Melalui aplikasi ini, BRI ingin membangun kebiasaan pelaku UMKM memiliki pencatatan lebih baik, mencapai efisiensi operasional, serta mempermudah stok dan laporan keuangan. Dalam pemakaiannya, Stroberi Kasir membantu pelaku UMKM untuk menghitung stok, mencatat transaksi dan nominal, serta membantu penghitungan hasil keuntungan dalam penjualan di akhir hari.
"Aplikasi ini gratis selama BRI berdiri. Cukup unduh, dan daftar secara sederhana dengan nomor ponsel. Aplikasi ini dapat digunakan siapa saja, baik nasabah BRI maupun bukan. Lewat aplikasi ini, kami ingin menanamkan kebiasaan mencatat penjualan yang sangat penting, termasuk oleh pengusaha mikro," tutur Faiz.

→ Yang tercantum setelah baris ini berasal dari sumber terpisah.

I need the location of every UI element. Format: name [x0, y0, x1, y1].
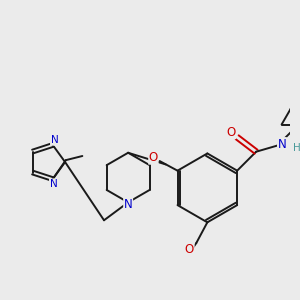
Text: N: N: [124, 198, 133, 211]
Text: O: O: [149, 151, 158, 164]
Text: H: H: [293, 143, 300, 153]
Text: N: N: [51, 135, 58, 145]
Text: O: O: [185, 243, 194, 256]
Text: N: N: [278, 138, 286, 151]
Text: O: O: [226, 126, 236, 139]
Text: N: N: [50, 179, 57, 189]
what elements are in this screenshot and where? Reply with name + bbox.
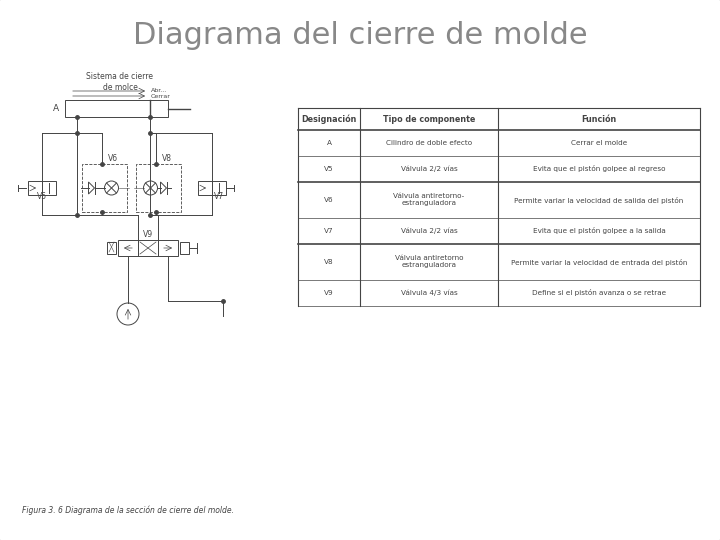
Text: Cilindro de doble efecto: Cilindro de doble efecto bbox=[386, 140, 472, 146]
Text: Cerrar: Cerrar bbox=[151, 93, 171, 98]
Text: V6: V6 bbox=[107, 154, 117, 163]
Text: V8: V8 bbox=[161, 154, 171, 163]
Text: Permite variar la velocidad de entrada del pistón: Permite variar la velocidad de entrada d… bbox=[510, 259, 687, 266]
Text: Cerrar el molde: Cerrar el molde bbox=[571, 140, 627, 146]
Text: Diagrama del cierre de molde: Diagrama del cierre de molde bbox=[132, 21, 588, 50]
Text: V5: V5 bbox=[324, 166, 334, 172]
Text: Tipo de componente: Tipo de componente bbox=[383, 114, 475, 124]
Bar bbox=[212, 181, 226, 195]
Text: Figura 3. 6 Diagrama de la sección de cierre del molde.: Figura 3. 6 Diagrama de la sección de ci… bbox=[22, 505, 234, 515]
Bar bbox=[28, 181, 42, 195]
Text: Define si el pistón avanza o se retrae: Define si el pistón avanza o se retrae bbox=[532, 289, 666, 296]
Bar bbox=[118, 240, 138, 256]
Bar bbox=[42, 181, 56, 195]
Text: V9: V9 bbox=[324, 290, 334, 296]
Text: V7: V7 bbox=[214, 192, 224, 201]
Text: A: A bbox=[53, 104, 59, 113]
Text: V7: V7 bbox=[324, 228, 334, 234]
Text: Válvula antiretorno-
estranguladora: Válvula antiretorno- estranguladora bbox=[393, 193, 464, 206]
Bar bbox=[180, 242, 189, 254]
Text: Evita que el pistón golpee a la salida: Evita que el pistón golpee a la salida bbox=[533, 227, 665, 234]
Text: Válvula 2/2 vías: Válvula 2/2 vías bbox=[400, 166, 457, 172]
Text: Función: Función bbox=[581, 114, 616, 124]
Text: Válvula 2/2 vías: Válvula 2/2 vías bbox=[400, 228, 457, 234]
Text: V5: V5 bbox=[37, 192, 47, 201]
Bar bbox=[82, 164, 127, 212]
Bar bbox=[138, 240, 158, 256]
Text: Permite variar la velocidad de salida del pistón: Permite variar la velocidad de salida de… bbox=[514, 197, 683, 204]
Bar bbox=[107, 242, 116, 254]
Text: Evita que el pistón golpee al regreso: Evita que el pistón golpee al regreso bbox=[533, 165, 665, 172]
Bar bbox=[65, 100, 168, 117]
Bar bbox=[136, 164, 181, 212]
Bar bbox=[158, 240, 178, 256]
Bar bbox=[198, 181, 212, 195]
Text: Sistema de cierre
de molce: Sistema de cierre de molce bbox=[86, 72, 153, 92]
Text: Válvula 4/3 vías: Válvula 4/3 vías bbox=[400, 290, 457, 296]
Text: Válvula antiretorno
estranguladora: Válvula antiretorno estranguladora bbox=[395, 255, 463, 268]
Text: V6: V6 bbox=[324, 197, 334, 203]
Text: A: A bbox=[326, 140, 331, 146]
Text: V9: V9 bbox=[143, 230, 153, 239]
Text: V8: V8 bbox=[324, 259, 334, 265]
Text: Abr...: Abr... bbox=[151, 89, 167, 93]
Text: Designación: Designación bbox=[301, 114, 356, 124]
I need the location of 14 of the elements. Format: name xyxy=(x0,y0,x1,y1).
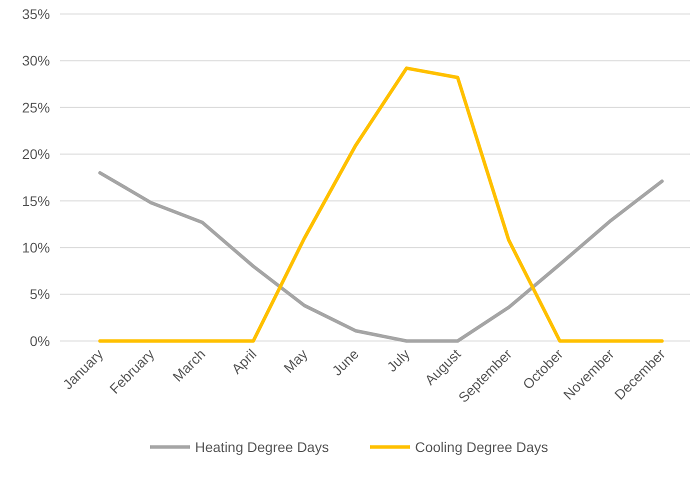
y-tick-label: 35% xyxy=(22,6,50,22)
line-series xyxy=(98,66,664,343)
legend-label: Heating Degree Days xyxy=(195,438,329,455)
x-tick-label: May xyxy=(280,346,310,376)
y-tick-label: 20% xyxy=(22,146,50,162)
x-tick-label: July xyxy=(384,346,413,375)
legend-label: Cooling Degree Days xyxy=(415,438,548,455)
y-tick-label: 0% xyxy=(30,332,50,349)
line-series xyxy=(98,171,664,343)
y-tick-label: 30% xyxy=(22,52,50,69)
y-tick-label: 25% xyxy=(22,99,50,116)
y-tick-label: 15% xyxy=(22,192,50,209)
y-tick-label: 5% xyxy=(30,286,50,302)
y-tick-label: 10% xyxy=(22,239,50,256)
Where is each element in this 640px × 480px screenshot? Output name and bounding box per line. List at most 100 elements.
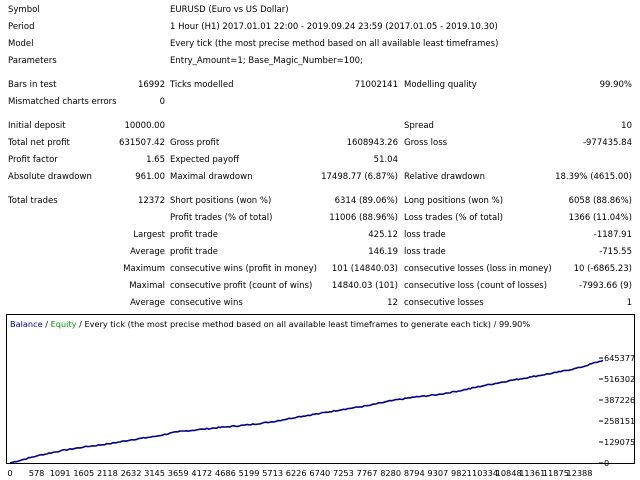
largest-loss-label: loss trade: [404, 230, 446, 240]
short-value: 6314 (89.06%): [334, 196, 398, 206]
y-tick-label: 0: [604, 458, 610, 468]
test-report: Symbol EURUSD (Euro vs US Dollar) Period…: [8, 5, 632, 308]
average-label: Average: [130, 247, 165, 257]
x-tick-label: 8280: [380, 468, 402, 478]
x-tick-label: 578: [28, 468, 45, 478]
cons-profit-count-value: 14840.03 (101): [331, 281, 398, 291]
average-loss-label: loss trade: [404, 247, 446, 257]
average-cons-label: Average: [130, 298, 165, 308]
deposit-label: Initial deposit: [8, 121, 66, 131]
bars-label: Bars in test: [8, 80, 57, 90]
absdd-label: Absolute drawdown: [8, 172, 92, 182]
losstrades-label: Loss trades (% of total): [404, 213, 503, 223]
x-tick-label: 12388: [566, 468, 593, 478]
x-tick-label: 2118: [96, 468, 118, 478]
legend-balance: Balance: [10, 319, 43, 329]
spread-value: 10: [621, 121, 632, 131]
cons-wins-money-label: consecutive wins (profit in money): [170, 264, 317, 274]
parameters-value: Entry_Amount=1; Base_Magic_Number=100;: [170, 56, 363, 66]
cons-losses-money-label: consecutive losses (loss in money): [404, 264, 552, 274]
grossloss-value: -977435.84: [582, 138, 632, 148]
trades-value: 12372: [137, 196, 165, 206]
mismatch-value: 0: [159, 97, 165, 107]
profittrades-label: Profit trades (% of total): [170, 213, 273, 223]
x-tick-label: 4686: [214, 468, 236, 478]
x-tick-label: 0: [7, 468, 13, 478]
long-label: Long positions (won %): [404, 196, 504, 206]
avg-cons-losses-value: 1: [626, 298, 632, 308]
x-tick-label: 11875: [542, 468, 569, 478]
x-tick-label: 10334: [472, 468, 499, 478]
x-tick-label: 9307: [427, 468, 449, 478]
avg-cons-wins-label: consecutive wins: [170, 298, 243, 308]
model-label: Model: [8, 39, 34, 49]
average-profit-label: profit trade: [170, 247, 218, 257]
netprofit-value: 631507.42: [119, 138, 165, 148]
x-tick-label: 7767: [356, 468, 378, 478]
quality-label: Modelling quality: [404, 80, 477, 90]
payoff-label: Expected payoff: [170, 155, 240, 165]
maximum-label: Maximum: [123, 264, 165, 274]
model-value: Every tick (the most precise method base…: [170, 39, 499, 49]
cons-profit-count-label: consecutive profit (count of wins): [170, 281, 313, 291]
spread-label: Spread: [404, 121, 434, 131]
y-tick-label: 516302: [604, 373, 636, 384]
chart-legend: Balance / Equity / Every tick (the most …: [10, 318, 530, 330]
legend-equity: Equity: [50, 319, 77, 329]
x-tick-label: 5713: [262, 468, 284, 478]
absdd-value: 961.00: [135, 172, 165, 182]
cons-loss-count-value: -7993.66 (9): [579, 281, 632, 291]
grossprofit-value: 1608943.26: [346, 138, 398, 148]
grossloss-label: Gross loss: [404, 138, 448, 148]
parameters-label: Parameters: [8, 56, 57, 66]
netprofit-label: Total net profit: [8, 138, 70, 148]
period-value: 1 Hour (H1) 2017.01.01 22:00 - 2019.09.2…: [170, 22, 498, 32]
x-tick-label: 6226: [285, 468, 307, 478]
x-tick-label: 2632: [120, 468, 142, 478]
x-tick-label: 1605: [73, 468, 95, 478]
maximal-label: Maximal: [129, 281, 165, 291]
profittrades-value: 11006 (88.96%): [329, 213, 398, 223]
ticks-label: Ticks modelled: [170, 80, 234, 90]
mismatch-label: Mismatched charts errors: [8, 97, 117, 107]
largest-profit-label: profit trade: [170, 230, 218, 240]
x-tick-label: 3145: [144, 468, 165, 478]
cons-loss-count-label: consecutive loss (count of losses): [404, 281, 548, 291]
x-tick-label: 10848: [495, 468, 522, 478]
x-tick-label: 7253: [332, 468, 354, 478]
x-tick-label: 4172: [191, 468, 213, 478]
maxdd-label: Maximal drawdown: [170, 172, 253, 182]
x-tick-label: 3659: [167, 468, 189, 478]
y-tick-label: 129075: [604, 437, 636, 447]
largest-profit-value: 425.12: [368, 230, 398, 240]
x-tick-label: 5199: [238, 468, 260, 478]
pf-value: 1.65: [146, 155, 165, 165]
x-tick-label: 11361: [519, 468, 546, 478]
maxdd-value: 17498.77 (6.87%): [321, 172, 398, 182]
quality-value: 99.90%: [599, 80, 632, 90]
pf-label: Profit factor: [8, 155, 58, 165]
x-tick-label: 9821: [451, 468, 472, 478]
average-loss-value: -715.55: [599, 247, 632, 257]
avg-cons-wins-value: 12: [387, 298, 398, 308]
x-tick-label: 6740: [309, 468, 331, 478]
long-value: 6058 (88.86%): [568, 196, 632, 206]
cons-losses-money-value: 10 (-6865.23): [573, 264, 632, 274]
reldd-value: 18.39% (4615.00): [555, 172, 632, 182]
legend-description: / Every tick (the most precise method ba…: [76, 319, 531, 329]
cons-wins-money-value: 101 (14840.03): [331, 264, 398, 274]
symbol-value: EURUSD (Euro vs US Dollar): [170, 5, 289, 15]
y-tick-label: 258151: [604, 415, 636, 426]
losstrades-value: 1366 (11.04%): [568, 213, 632, 223]
reldd-label: Relative drawdown: [404, 172, 485, 182]
symbol-label: Symbol: [8, 5, 40, 15]
largest-label: Largest: [133, 230, 165, 240]
payoff-value: 51.04: [373, 155, 398, 165]
largest-loss-value: -1187.91: [593, 230, 632, 240]
balance-chart-frame: [6, 314, 635, 464]
legend-separator: /: [42, 319, 51, 329]
balance-series-line: [9, 359, 604, 464]
x-tick-label: 1091: [49, 468, 71, 478]
avg-cons-losses-label: consecutive losses: [404, 298, 484, 308]
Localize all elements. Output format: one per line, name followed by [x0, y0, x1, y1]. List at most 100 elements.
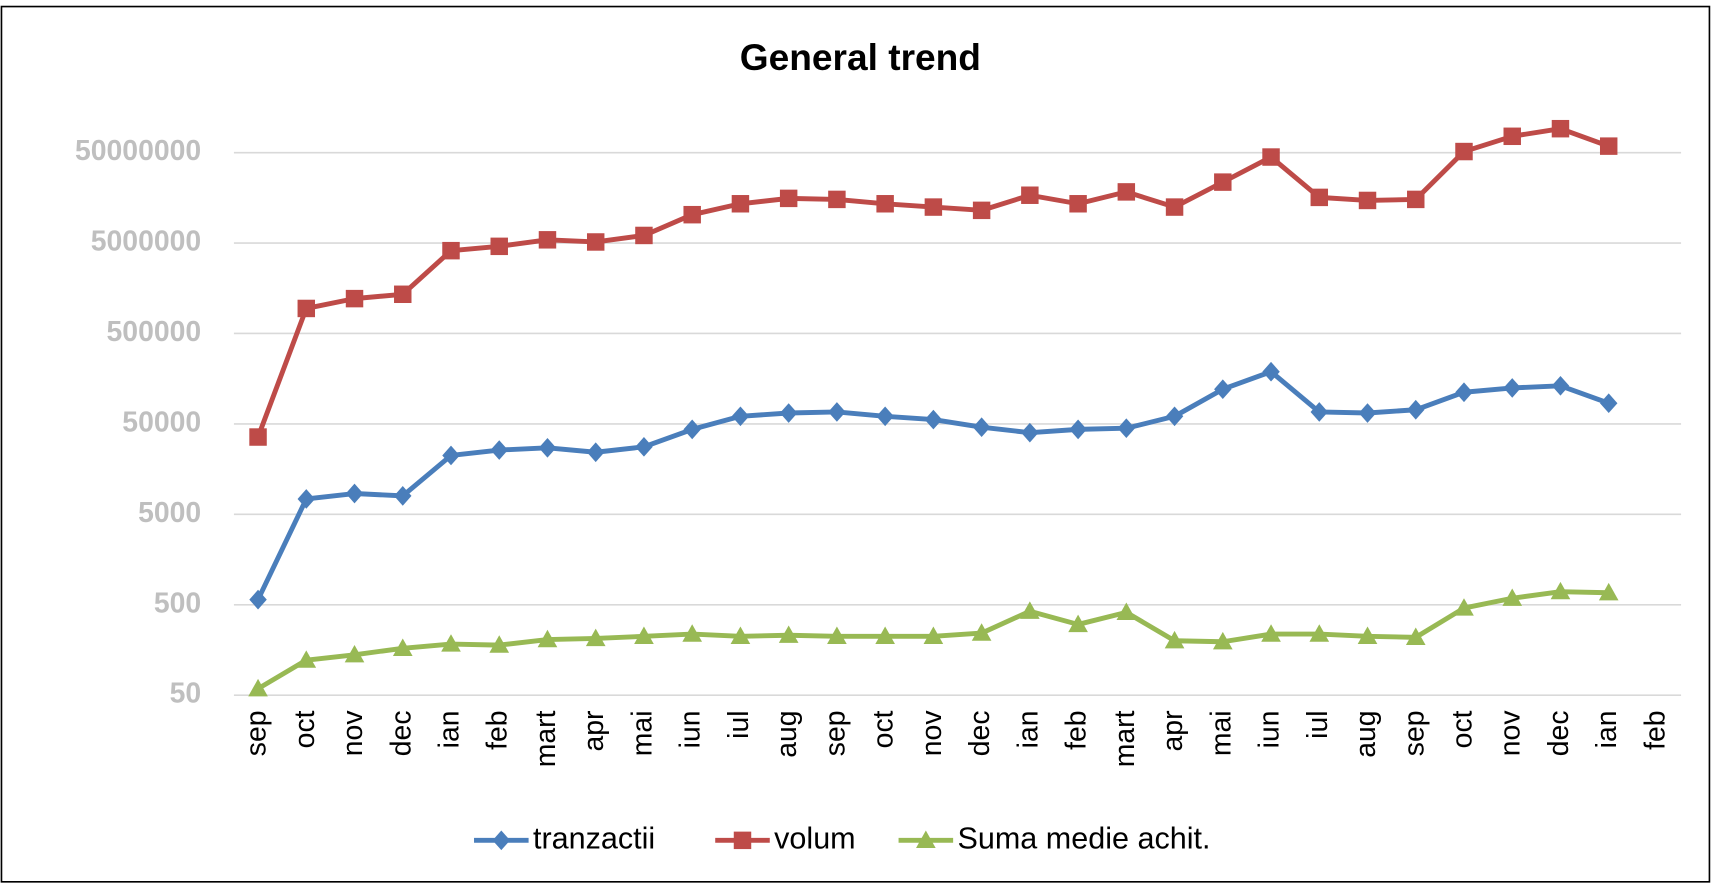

Praktik-praktik penyediaan kesempatan setiap lapisan masyarakat mendapatkan akses pada produk dan layanan keuangan sebagai spirit BI memberikan makna semakin luas tentang inklusi keuangan. Namun, Pengajar Departemen Manajemen dan Kebijakan Publik Universitas Gadjah Mada Media Wahyudi Askar memberi catatan bahwa kepemilikan akun sebagai tolok ukur BI dan OJK mengukur tingkat inklusi keuangan dapat memicu masalah.
"Sangat mungkin, Indonesia memiliki tingkat kepemilikan akun yang tinggi, tetapi pemiliknya tidak menggunakan akun tersebut untuk mengakses layanan keuangan. Kita tahu, hampir sebagian besar bantuan sosial menggunakan akun perbankan, dan akun itu digunakan untuk menerima uang dari pemerintah saja, bukan transaksi aktif," ujarnya saat dihubungi SUAR, Kamis (30/10/2025).
Media menegaskan, meskipun jumlah kepemilikan akun perbankan tinggi belum mencerminkan inklusi keuangan yang baik. Ukuran kebergunaan produk dan layanan keuanganlah yang harus menjadi tolok ukur inklusi, bersamaan dengan tingkat kesejahteraan masyarakat.
"Inklusi lebih dari sekadar buka rekening. Yang paling penting, masyarakat benar-benar menggunakan produk sesuai kebutuhan. Data kepemilikan akun tinggi, tetapi diukur dengan indikator penggunaan produk, apalagi ditambah signifikansi dampak penggunaan produk terhadap kesejahteraan, kita bisa menemukan inklusi masih jauh dari kata ideal dan harus disegerakan," tandasnya.